Blackboard applications are hosted on AWS and Blackboard’s Speed points out that latency of the vendor’s applications have not been a concern in the region. “We have not really seen any issues and we host with Amazon globally. In fact, we have seen crazy numbers of students online at the same time – over a million students online at the same time,” Speed said.

The Blackboard applications are also built to work offline, allowing student to complete their assignments and tasks even when they are not connected to the Internet. 

According to Middle East data provided by Blackboard, usage numbers spiked significantly during the period March to May 2020, year-over-year:

  • Blackboard Learn: 25 percent increase in users
  • Blackboard Collaborate: 400 percent increase in users
  • Mobile access: 117 increase in users

Cloud-based education creates pricing issues

The concept of micro-credentials, competency-based education, and the Uberization of education has its challenges for technology solution vendors as well as educators. Public cloud licensing is based on usage by the end user, whether the end user is engaged full time with the application or part time.

In the case of HCT, with the concept of remote, demand-based education and micro-credentials, a student is not necessarily engaged with the university for the full span of 12 months.

According to Mohaidat, there needs to be a distinction between an aggregated number of students enrolled in the university for higher education, versus full-time students, and this leads to the concept of full-time equivalent students.  

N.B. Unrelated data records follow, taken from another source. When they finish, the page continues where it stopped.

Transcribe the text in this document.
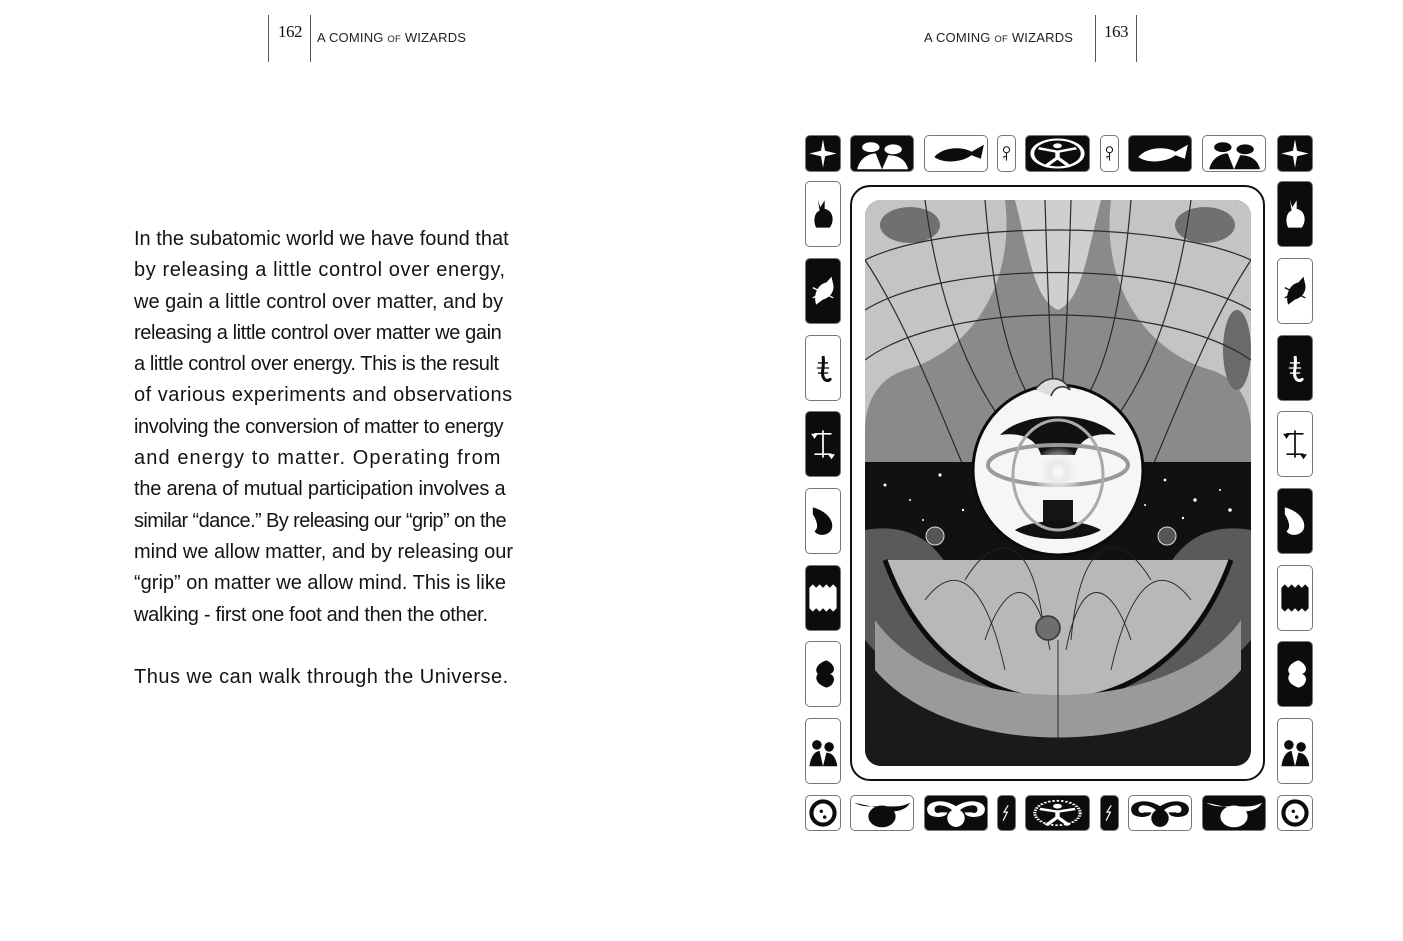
162 A COMING OF WIZARDS	A COMING OF WIZARDS 163
In the subatomic world we have found that
by releasing a little control over energy,
we gain a little control over matter, and by
releasing a little control over matter we gain
a little control over energy. This is the result
of various experiments and observations
involving the conversion of matter to energy
and energy to matter. Operating from
the arena of mutual participation involves a
similar “dance.” By releasing our “grip” on the
mind we allow matter, and by releasing our
“grip” on matter we allow mind. This is like
walking - first one foot and then the other.
Thus we can walk through the Universe.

“You need to have a different business model. How would you calculate the total number of students as full time equivalent students or FTEs?” asks Mohaidat. “Blackboard needs to start thinking. You have to come up with a business model of how to calculate FTEs rather than number of students.”

A few years ahead, when HCT is delivering on its new education strategy, students may enroll themselves as new users, and may also come and go in terms of completing their competency evaluation. The question is therefore, how will vendor licensing change to be in sync with this disruption in student enrolments and online activity?

With the deep partnership with Blackboard and the strong direction by leaders such as Mohaidat, the innovation demonstrated by Higher Colleges of Technology is path breaking in the region. Competency based education as adopted by the university and recommended by its forward-looking stakeholders potentially has huge benefits for the future graduates of UAE and the region. This can only further drive entrepreneurship and economic development in the UAE.